Figure 3.3 Illustration

- CUSTOMER Table:
    - CUS_CODE is the PK, with unique and non-null values.
    - AGENT_CODE is an FK referencing the AGENT table.
- AGENT Table:
    - AGENT_CODE is the PK, with unique and non-null values.
- Null Handling:
    - The AGENT_CODE in the CUSTOMER table can be null (e.g., customer without an assigned agent).
    - Flags: Special codes like -99 can be used instead of nulls, requiring a dummy row in the related table.

Other Integrity Constraints

- NOT NULL: Ensures a column cannot have null values.
- UNIQUE: Ensures a column has no duplicate values.

Key Takeaways:

- Integrity rules ensure data consistency and accuracy in relational databases.
- Entity integrity focuses on the uniqueness and non-nullability of primary keys.
- Referential integrity ensures valid relationships between tables through foreign keys.
- Null values can be handled using flags in some cases.
- NOT NULL and UNIQUE constraints provide additional data integrity.
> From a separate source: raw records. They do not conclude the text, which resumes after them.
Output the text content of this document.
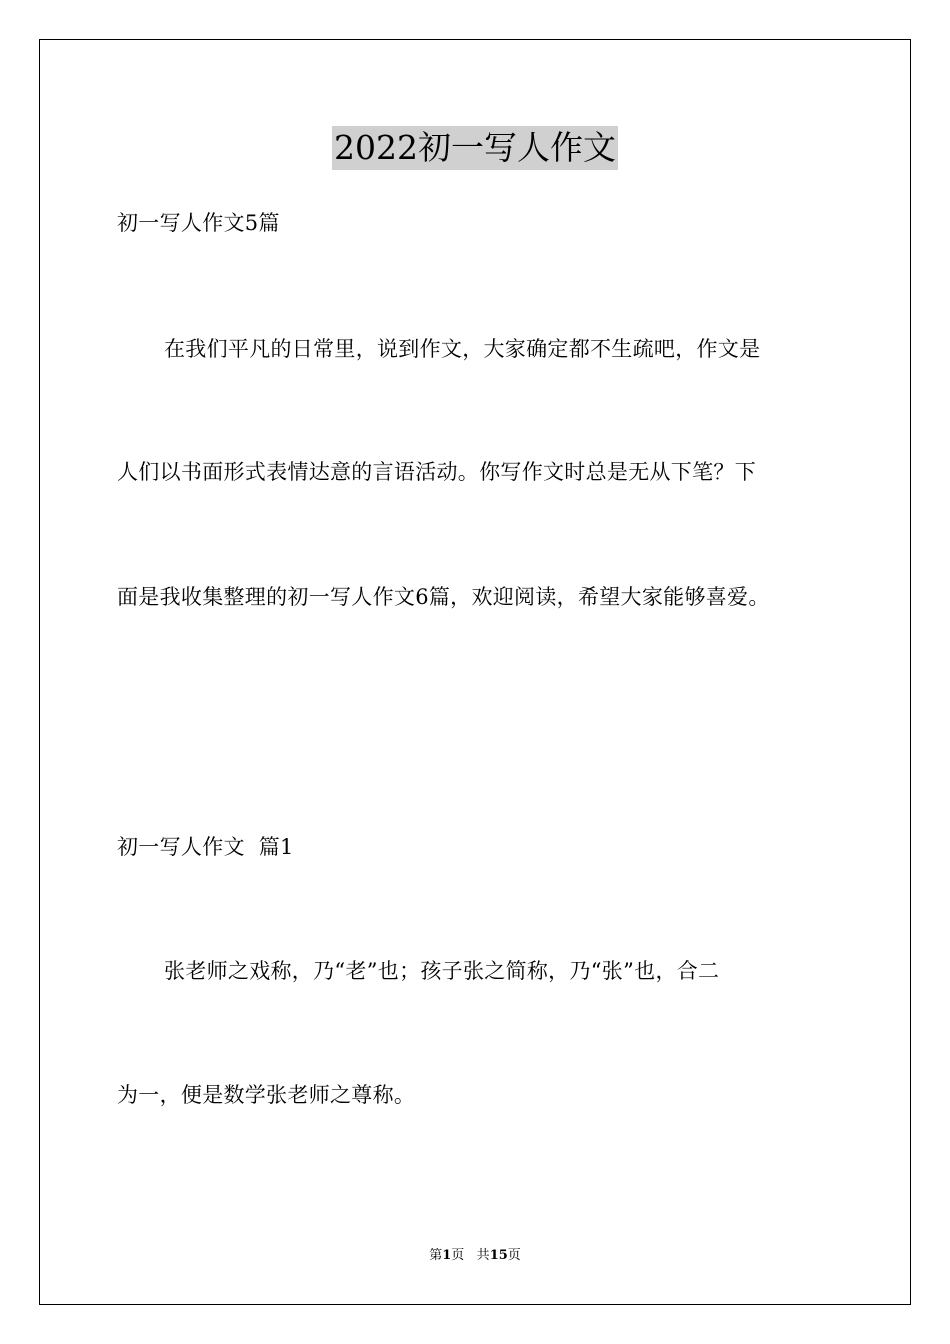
2022初一写人作文
初一写人作文5篇
在我们平凡的日常里，说到作文，大家确定都不生疏吧，作文是
人们以书面形式表情达意的言语活动。你写作文时总是无从下笔？下
面是我收集整理的初一写人作文6篇，欢迎阅读，希望大家能够喜爱。
初一写人作文  篇1
张老师之戏称，乃“老”也；孩子张之简称，乃“张”也，合二
为一，便是数学张老师之尊称。
第1页 共15页
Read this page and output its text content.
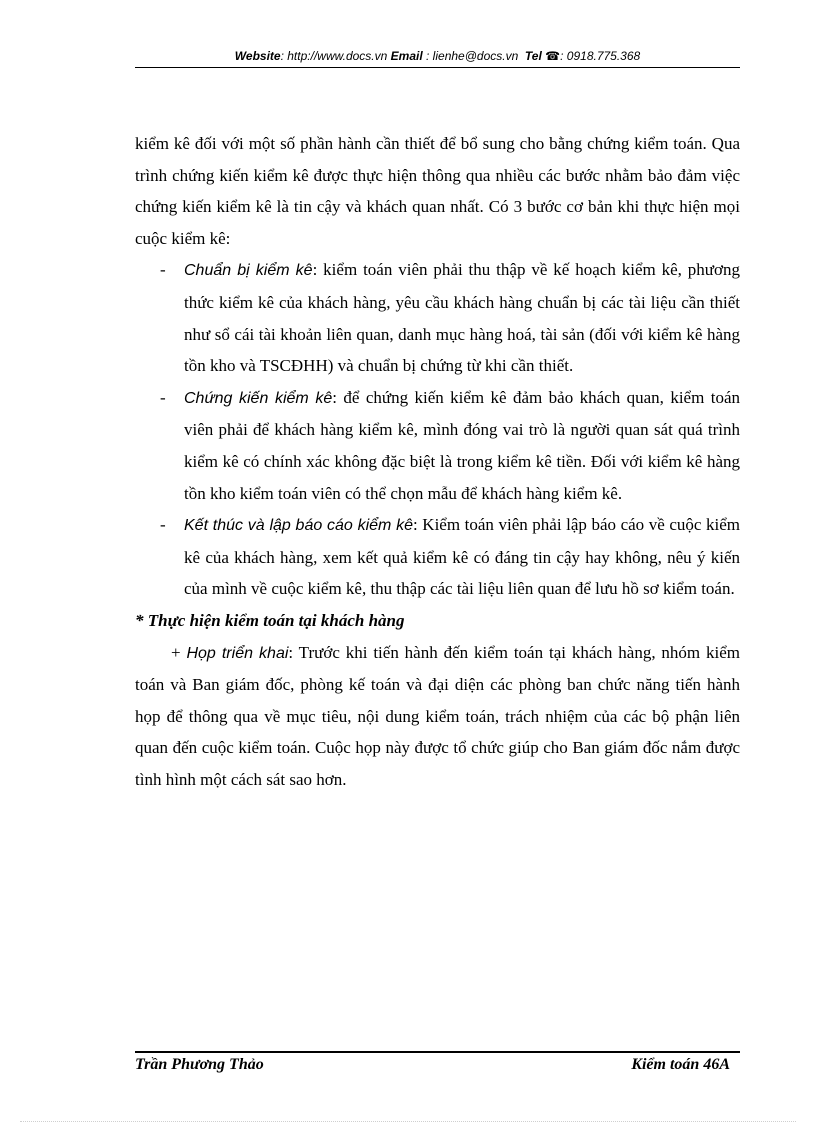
Website: http://www.docs.vn Email : lienhe@docs.vn Tel ☎: 0918.775.368

kiểm kê đối với một số phần hành cần thiết để bổ sung cho bằng chứng kiểm toán. Qua trình chứng kiến kiểm kê được thực hiện thông qua nhiều các bước nhằm bảo đảm việc chứng kiến kiểm kê là tin cậy và khách quan nhất. Có 3 bước cơ bản khi thực hiện mọi cuộc kiểm kê:

- Chuẩn bị kiểm kê: kiểm toán viên phải thu thập về kế hoạch kiểm kê, phương thức kiểm kê của khách hàng, yêu cầu khách hàng chuẩn bị các tài liệu cần thiết như sổ cái tài khoản liên quan, danh mục hàng hoá, tài sản (đối với kiểm kê hàng tồn kho và TSCĐHH) và chuẩn bị chứng từ khi cần thiết.
- Chứng kiến kiểm kê: để chứng kiến kiểm kê đảm bảo khách quan, kiểm toán viên phải để khách hàng kiểm kê, mình đóng vai trò là người quan sát quá trình kiểm kê có chính xác không đặc biệt là trong kiểm kê tiền. Đối với kiểm kê hàng tồn kho kiểm toán viên có thể chọn mẫu để khách hàng kiểm kê.
- Kết thúc và lập báo cáo kiểm kê: Kiểm toán viên phải lập báo cáo về cuộc kiểm kê của khách hàng, xem kết quả kiểm kê có đáng tin cậy hay không, nêu ý kiến của mình về cuộc kiểm kê, thu thập các tài liệu liên quan để lưu hồ sơ kiểm toán.

* Thực hiện kiểm toán tại khách hàng

+ Họp triển khai: Trước khi tiến hành đến kiểm toán tại khách hàng, nhóm kiểm toán và Ban giám đốc, phòng kế toán và đại diện các phòng ban chức năng tiến hành họp để thông qua về mục tiêu, nội dung kiểm toán, trách nhiệm của các bộ phận liên quan đến cuộc kiểm toán. Cuộc họp này được tổ chức giúp cho Ban giám đốc nắm được tình hình một cách sát sao hơn.

Trần Phương Thảo	Kiểm toán 46A
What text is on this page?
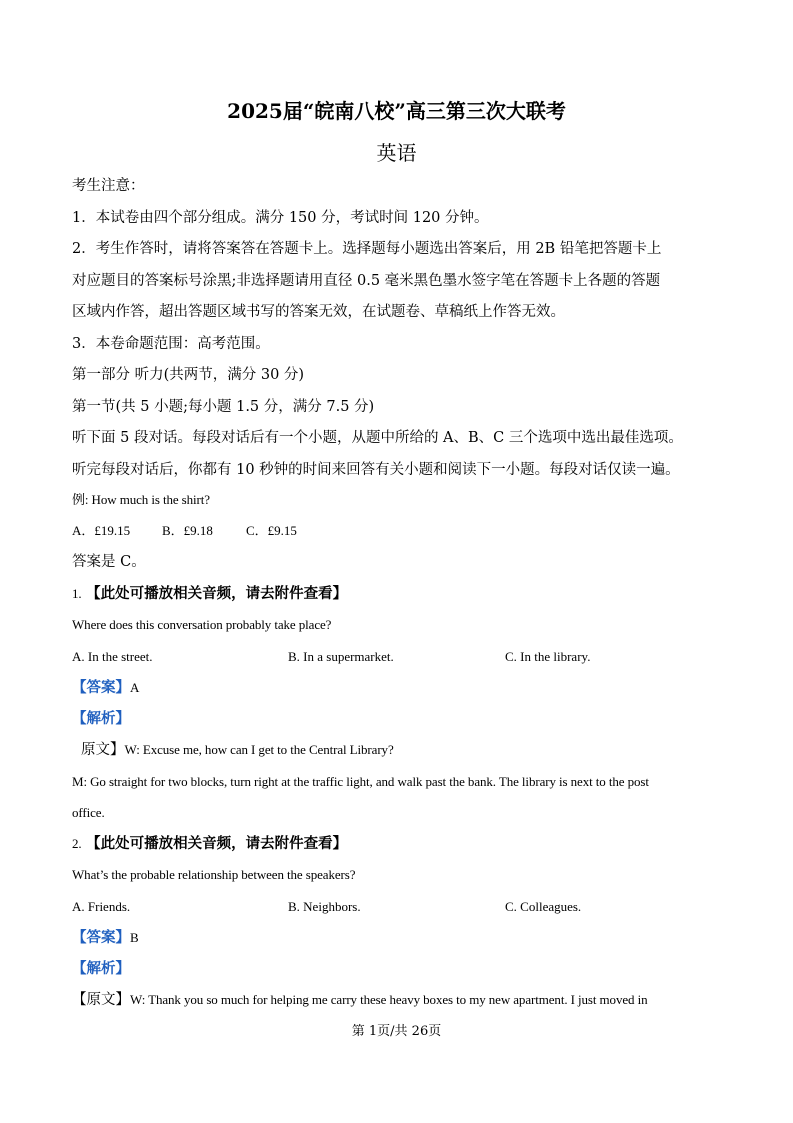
2025届“皖南八校”高三第三次大联考
英语
考生注意：
1．本试卷由四个部分组成。满分 150 分，考试时间 120 分钟。
2．考生作答时，请将答案答在答题卡上。选择题每小题选出答案后，用 2B 铅笔把答题卡上
对应题目的答案标号涂黑;非选择题请用直径 0.5 毫米黑色墨水签字笔在答题卡上各题的答题
区域内作答，超出答题区域书写的答案无效，在试题卷、草稿纸上作答无效。
3．本卷命题范围：高考范围。
第一部分 听力(共两节，满分 30 分)
第一节(共 5 小题;每小题 1.5 分，满分 7.5 分)
听下面 5 段对话。每段对话后有一个小题，从题中所给的 A、B、C 三个选项中选出最佳选项。
听完每段对话后，你都有 10 秒钟的时间来回答有关小题和阅读下一小题。每段对话仅读一遍。
例: How much is the shirt?
A．£19.15 B．£9.18	C．£9.15
答案是 C。
1. 【此处可播放相关音频，请去附件查看】
Where does this conversation probably take place?
A. In the street.	B. In a supermarket.	C. In the library.
【答案】A
【解析】
原文】W: Excuse me, how can I get to the Central Library?
M: Go straight for two blocks, turn right at the traffic light, and walk past the bank. The library is next to the post
office.
2. 【此处可播放相关音频，请去附件查看】
What’s the probable relationship between the speakers?
A. Friends.	B. Neighbors.	C. Colleagues.
【答案】B
【解析】
【原文】W: Thank you so much for helping me carry these heavy boxes to my new apartment. I just moved in
第 1页/共 26页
#### 3-4 Relational Algebra
Relational Algebra Operators

- PROJECT (π):
    - Selects specific columns (attributes) from a table.
    - Produces a vertical subset of the table.
    - Notation: π<sub>attribute1, attribute2</sub>(table)
- UNION (∪):
    - Combines rows from two union-compatible tables (same number of columns, compatible domains).
    - Removes duplicate rows.
    - Notation: table1 ∪ table2
- INTERSECT (∩):
    - Yields rows that exist in both union-compatible tables.
    - Notation: table1 ∩ table2
- DIFFERENCE (-):
    - Yields rows from one table that are not found in another union-compatible table.
    - Order matters (table1 - table2 is different from table2 - table1).
    - Notation: table1 - table2
- PRODUCT (×):
    - Creates all possible pairs of rows from two tables (Cartesian product).
    - If table1 has m rows and table2 has n rows, the result has m * n rows.
    - Notation: table1 × table2
- JOIN (⋈):
    - Combines information from two or more tables based on common attributes.
    - Natural Join:
        - Selects rows with matching values in common attributes.
        - Eliminates duplicate columns.
        - Notation: table1 ⋈ table2
    - Equijoin:
        - Links tables based on an equality condition.
        - May have duplicate columns.
        - A type of theta join.
    - Theta Join (⋈θ):
        - Links tables using any comparison operator (e.g., <, >, =, ≠).
        - Notation: table1 ⋈θ table2
    - Inner Join:
        - Returns only matched rows.
    - Outer Join:
        - Returns matched rows plus unmatched rows from one or both tables.
        - Left Outer Join (⟕): Returns all rows from the left table.
        - Right Outer Join (⟖): Returns all rows from the right table.
- DIVIDE (÷):
    - Answers queries about one set of data being associated with all values in another set.
    - Uses a double-column dividend table and a single-column divisor table.
    - Notation r ÷ s

Key Takeaways:

- Relational algebra provides a formal way to manipulate and retrieve data from relational databases.
- Operators like PROJECT, UNION, INTERSECT, DIFFERENCE, and PRODUCT are fundamental.
- JOIN is a powerful operator for combining data from multiple tables, with different types (natural, equi, theta, inner, outer) serving specific purposes.
- DIVIDE is used for specific query types.